Here's my official VB Roadshow report from last night:
First I did the reverse user group thing. A few developers were picked to represent the local community to give feedback to the Microsoft representatives. A few things we talked about:
- I want it to be an IDE feature that I can take a database table from my server explorer, drag it onto a blank class, and have it generate properties and private variables for each of the fields in the table.
- Some guys where talking about having some disatisfaction with deployment in the enterprise, particularily being able to see which files are actually going to be nuked when you copy it out over the old version. I've never had any problems with this so I didn't have much to add.
- We talked a lot about the VB "Stigma" ie that it's a toy language, and that c# developers get more prestige and pay. Everyone who knows anything about .NET knows that this is silly since they compile the same. But hey, as the Microsoft representative put it: "If a client insists on paying you more to write code in C#, you are morally obligated to take their money". =)

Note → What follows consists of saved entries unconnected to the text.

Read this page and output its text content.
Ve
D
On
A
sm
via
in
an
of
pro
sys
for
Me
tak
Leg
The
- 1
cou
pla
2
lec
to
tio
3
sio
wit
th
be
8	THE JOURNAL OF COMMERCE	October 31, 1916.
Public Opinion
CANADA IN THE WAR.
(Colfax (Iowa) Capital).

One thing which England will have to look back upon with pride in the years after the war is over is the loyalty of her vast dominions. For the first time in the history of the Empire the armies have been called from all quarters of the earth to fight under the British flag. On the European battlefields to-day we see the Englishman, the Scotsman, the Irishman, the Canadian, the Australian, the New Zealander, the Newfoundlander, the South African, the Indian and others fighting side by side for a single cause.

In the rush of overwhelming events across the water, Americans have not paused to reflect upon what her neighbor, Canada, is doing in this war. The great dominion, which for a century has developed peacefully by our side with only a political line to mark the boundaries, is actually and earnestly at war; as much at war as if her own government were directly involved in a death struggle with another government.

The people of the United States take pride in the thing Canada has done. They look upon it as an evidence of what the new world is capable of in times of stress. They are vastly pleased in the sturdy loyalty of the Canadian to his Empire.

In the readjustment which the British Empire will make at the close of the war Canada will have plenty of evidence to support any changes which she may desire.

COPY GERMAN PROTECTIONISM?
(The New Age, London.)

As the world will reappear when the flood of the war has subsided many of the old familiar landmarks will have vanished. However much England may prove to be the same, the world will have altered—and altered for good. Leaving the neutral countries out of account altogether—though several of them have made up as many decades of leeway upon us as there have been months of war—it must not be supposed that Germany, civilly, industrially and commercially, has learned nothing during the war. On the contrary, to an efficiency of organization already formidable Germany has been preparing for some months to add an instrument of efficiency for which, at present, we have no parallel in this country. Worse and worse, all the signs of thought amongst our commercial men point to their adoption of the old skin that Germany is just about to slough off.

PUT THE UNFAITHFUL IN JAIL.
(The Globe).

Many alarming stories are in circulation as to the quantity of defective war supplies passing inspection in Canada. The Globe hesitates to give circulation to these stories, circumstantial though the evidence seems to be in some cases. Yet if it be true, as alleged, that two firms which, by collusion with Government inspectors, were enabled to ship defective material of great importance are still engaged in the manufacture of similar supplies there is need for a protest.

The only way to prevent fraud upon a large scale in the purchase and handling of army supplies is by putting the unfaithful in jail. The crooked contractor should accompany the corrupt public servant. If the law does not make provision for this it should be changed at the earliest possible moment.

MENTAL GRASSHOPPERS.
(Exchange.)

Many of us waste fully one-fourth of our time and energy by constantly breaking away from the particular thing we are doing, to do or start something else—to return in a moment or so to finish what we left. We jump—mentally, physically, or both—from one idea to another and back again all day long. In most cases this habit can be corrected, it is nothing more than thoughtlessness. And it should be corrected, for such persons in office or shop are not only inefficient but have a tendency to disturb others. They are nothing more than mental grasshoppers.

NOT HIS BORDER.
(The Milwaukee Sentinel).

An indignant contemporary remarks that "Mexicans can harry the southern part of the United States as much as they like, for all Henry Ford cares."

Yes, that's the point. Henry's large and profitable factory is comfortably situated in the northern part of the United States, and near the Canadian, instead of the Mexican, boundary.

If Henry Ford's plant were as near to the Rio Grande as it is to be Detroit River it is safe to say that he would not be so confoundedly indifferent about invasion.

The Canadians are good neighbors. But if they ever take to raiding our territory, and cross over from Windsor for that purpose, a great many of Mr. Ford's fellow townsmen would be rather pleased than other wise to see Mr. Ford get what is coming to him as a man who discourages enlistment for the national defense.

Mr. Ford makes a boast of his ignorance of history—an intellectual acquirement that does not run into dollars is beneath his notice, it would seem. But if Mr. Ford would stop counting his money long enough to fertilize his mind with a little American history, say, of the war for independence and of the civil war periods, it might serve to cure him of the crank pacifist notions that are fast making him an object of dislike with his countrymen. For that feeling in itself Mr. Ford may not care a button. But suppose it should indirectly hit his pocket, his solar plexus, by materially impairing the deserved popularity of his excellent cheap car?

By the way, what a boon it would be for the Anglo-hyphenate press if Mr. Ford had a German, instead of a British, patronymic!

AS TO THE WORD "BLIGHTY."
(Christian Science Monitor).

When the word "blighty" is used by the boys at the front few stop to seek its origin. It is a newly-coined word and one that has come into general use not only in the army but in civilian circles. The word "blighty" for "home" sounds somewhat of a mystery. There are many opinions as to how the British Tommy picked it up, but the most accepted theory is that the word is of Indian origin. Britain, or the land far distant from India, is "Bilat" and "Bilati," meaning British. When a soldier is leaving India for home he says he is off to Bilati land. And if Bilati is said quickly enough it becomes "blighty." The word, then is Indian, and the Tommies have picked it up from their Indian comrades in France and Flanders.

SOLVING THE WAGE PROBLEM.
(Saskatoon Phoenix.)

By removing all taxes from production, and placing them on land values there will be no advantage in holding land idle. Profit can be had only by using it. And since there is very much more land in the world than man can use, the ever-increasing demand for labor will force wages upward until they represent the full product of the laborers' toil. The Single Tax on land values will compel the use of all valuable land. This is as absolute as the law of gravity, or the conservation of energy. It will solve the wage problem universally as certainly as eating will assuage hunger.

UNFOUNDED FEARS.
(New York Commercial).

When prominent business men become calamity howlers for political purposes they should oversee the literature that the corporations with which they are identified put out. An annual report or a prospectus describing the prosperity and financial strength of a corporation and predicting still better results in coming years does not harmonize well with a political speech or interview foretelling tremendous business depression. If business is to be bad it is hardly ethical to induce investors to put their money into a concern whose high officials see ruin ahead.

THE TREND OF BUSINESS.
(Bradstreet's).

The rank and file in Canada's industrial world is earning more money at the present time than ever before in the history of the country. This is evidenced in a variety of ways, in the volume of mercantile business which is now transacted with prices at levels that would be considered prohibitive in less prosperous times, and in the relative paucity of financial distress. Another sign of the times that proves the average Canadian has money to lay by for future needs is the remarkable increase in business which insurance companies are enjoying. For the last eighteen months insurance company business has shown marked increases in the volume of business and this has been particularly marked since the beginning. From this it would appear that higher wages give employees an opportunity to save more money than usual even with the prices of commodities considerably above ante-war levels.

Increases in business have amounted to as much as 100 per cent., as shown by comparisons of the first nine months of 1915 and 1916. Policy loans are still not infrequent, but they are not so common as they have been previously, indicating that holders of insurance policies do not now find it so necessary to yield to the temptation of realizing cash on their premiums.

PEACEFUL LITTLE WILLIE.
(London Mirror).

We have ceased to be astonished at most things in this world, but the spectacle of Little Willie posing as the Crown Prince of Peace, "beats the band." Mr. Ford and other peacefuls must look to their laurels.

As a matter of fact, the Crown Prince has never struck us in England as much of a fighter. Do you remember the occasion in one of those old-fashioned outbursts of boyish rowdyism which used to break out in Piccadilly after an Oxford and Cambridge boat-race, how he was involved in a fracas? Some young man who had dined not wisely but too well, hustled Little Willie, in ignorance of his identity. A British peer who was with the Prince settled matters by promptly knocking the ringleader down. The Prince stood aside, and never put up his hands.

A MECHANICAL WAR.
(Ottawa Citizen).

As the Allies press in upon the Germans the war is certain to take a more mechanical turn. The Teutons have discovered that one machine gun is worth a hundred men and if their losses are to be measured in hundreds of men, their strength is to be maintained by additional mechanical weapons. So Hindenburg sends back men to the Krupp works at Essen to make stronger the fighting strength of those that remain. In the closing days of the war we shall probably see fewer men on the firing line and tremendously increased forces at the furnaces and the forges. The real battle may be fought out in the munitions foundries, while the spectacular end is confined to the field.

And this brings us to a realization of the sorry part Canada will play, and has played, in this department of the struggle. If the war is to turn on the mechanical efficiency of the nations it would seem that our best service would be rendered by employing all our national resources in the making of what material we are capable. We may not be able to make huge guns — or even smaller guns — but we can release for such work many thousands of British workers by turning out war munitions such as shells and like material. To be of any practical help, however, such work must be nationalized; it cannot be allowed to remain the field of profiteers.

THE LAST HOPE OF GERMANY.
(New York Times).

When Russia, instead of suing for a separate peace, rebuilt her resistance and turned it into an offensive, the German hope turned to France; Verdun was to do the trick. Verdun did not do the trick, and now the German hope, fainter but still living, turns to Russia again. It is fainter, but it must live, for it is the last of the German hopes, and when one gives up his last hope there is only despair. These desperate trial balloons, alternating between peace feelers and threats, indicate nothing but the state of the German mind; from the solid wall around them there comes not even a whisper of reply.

After the reverse user group the actual show started, there were a lot of people there! Here's what we talked about:
- The My namespace absolutely rocks. My is basically a vb thing that allows you to access commonly used pc functions (printing, pulling user names, getting config values, and alot more) It makes me wobble now in my recent switch to c#.
- There are some power pack tools coming out for windows forms. Basically designed to give you a more xp-ish feel. Not really of interest to me as a web developer though they did look nice. Also had some tablet pc controls for handwriting. Again, they were nice, but not really valuable for what I do.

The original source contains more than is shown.